Date of Award

August 2020

Degree Type


Degree Name

Doctor of Philosophy (PhD)




Mary L. Manning

Second Advisor

James Henderson

Subject Categories

Physical Sciences and Mathematics


In this thesis, we investigate the relationships between the disorder, structure, and deformation in amorphous materials. First, to understand the surprising low-frequency vibrational modes in structural glasses, and how it arises from the microscopic disorder in the system, we study the spectra of a large ensemble of sparse random matrices where disorder is controlled by the distribution of bond weights and network coordination. When there is a finite probability density of infinitesimal bond weights, we find a region in the vibrational density of states that is consistent with the low-frequency behavior in structural glasses. Next, in order to investigate structural properties of active systems, we develop a novel method to generate static, finite packings in an artificial potential that reproduce the packing structures observed in a class of point-of-interest active self-propelled particle simulations. This allows us to compute structural measures, such as the vibrational modes, in an unstable active system.

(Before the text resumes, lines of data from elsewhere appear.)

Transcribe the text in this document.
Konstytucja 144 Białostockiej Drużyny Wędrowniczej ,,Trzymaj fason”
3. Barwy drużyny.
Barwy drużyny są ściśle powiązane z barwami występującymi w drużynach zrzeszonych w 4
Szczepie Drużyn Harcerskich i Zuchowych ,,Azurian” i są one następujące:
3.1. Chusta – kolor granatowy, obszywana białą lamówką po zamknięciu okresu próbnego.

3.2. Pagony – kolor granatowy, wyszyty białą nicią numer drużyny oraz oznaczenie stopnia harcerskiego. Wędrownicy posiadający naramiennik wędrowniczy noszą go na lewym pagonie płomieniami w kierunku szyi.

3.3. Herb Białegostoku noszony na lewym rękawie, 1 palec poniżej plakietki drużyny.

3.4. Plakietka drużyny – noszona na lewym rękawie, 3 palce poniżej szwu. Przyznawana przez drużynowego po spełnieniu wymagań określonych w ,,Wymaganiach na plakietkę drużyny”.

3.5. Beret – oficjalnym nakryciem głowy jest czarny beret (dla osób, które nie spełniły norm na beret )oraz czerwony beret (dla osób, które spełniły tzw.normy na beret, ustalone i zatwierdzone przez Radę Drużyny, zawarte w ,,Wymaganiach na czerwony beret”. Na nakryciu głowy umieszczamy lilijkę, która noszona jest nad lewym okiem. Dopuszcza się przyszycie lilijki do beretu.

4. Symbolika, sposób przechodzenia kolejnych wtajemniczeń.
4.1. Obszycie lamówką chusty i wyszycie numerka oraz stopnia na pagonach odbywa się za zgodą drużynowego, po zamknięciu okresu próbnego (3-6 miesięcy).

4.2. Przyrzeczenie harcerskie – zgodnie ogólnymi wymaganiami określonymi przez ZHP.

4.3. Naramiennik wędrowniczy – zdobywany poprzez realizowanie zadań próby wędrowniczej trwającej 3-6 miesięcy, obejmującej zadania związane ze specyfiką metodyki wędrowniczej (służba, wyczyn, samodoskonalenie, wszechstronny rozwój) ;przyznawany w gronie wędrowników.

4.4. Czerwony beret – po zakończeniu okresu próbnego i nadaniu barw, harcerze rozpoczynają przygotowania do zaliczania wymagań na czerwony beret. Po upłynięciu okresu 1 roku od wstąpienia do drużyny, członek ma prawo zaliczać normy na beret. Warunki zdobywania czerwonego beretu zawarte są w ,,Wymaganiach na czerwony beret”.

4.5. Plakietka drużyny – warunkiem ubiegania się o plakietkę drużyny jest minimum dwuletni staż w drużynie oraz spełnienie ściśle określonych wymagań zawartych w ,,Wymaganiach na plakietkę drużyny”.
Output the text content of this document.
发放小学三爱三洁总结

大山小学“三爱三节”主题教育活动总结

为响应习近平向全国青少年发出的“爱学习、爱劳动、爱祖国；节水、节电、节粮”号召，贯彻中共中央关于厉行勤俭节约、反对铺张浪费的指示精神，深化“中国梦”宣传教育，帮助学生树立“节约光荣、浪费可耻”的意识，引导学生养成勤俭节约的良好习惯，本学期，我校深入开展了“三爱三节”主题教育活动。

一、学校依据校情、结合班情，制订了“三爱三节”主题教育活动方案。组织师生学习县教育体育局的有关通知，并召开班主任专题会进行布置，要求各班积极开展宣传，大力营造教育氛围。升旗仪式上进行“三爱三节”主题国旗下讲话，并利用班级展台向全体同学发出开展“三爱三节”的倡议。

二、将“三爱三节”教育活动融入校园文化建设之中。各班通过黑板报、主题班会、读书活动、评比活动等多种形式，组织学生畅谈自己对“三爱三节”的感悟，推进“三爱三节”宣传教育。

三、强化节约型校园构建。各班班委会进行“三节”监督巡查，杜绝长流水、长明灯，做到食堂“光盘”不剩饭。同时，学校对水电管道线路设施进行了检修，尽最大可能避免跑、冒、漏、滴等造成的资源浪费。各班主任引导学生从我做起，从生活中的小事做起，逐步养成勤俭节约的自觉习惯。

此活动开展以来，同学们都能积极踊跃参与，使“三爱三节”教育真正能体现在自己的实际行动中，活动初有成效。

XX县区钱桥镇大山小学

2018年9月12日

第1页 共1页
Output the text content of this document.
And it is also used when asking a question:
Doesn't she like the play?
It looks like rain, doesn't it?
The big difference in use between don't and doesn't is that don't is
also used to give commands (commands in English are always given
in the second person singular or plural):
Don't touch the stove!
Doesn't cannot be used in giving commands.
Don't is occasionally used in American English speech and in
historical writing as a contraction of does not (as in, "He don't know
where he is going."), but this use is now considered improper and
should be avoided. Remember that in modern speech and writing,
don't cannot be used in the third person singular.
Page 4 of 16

Finally, we evaluate the evolution of structure during strain-induced avalanches in athermal, amorphous systems using numerical simulation of soft spheres. We find that these avalanches can be decomposed into a series of bursts of localized deformations, and we develop an extension of persistent homology to isolate these bursts of localized deformations. Further, we extend existing tools for the structural evaluation of mechanically stable systems to generically unstable systems to identify how soft regions evolve and change throughout an avalanche.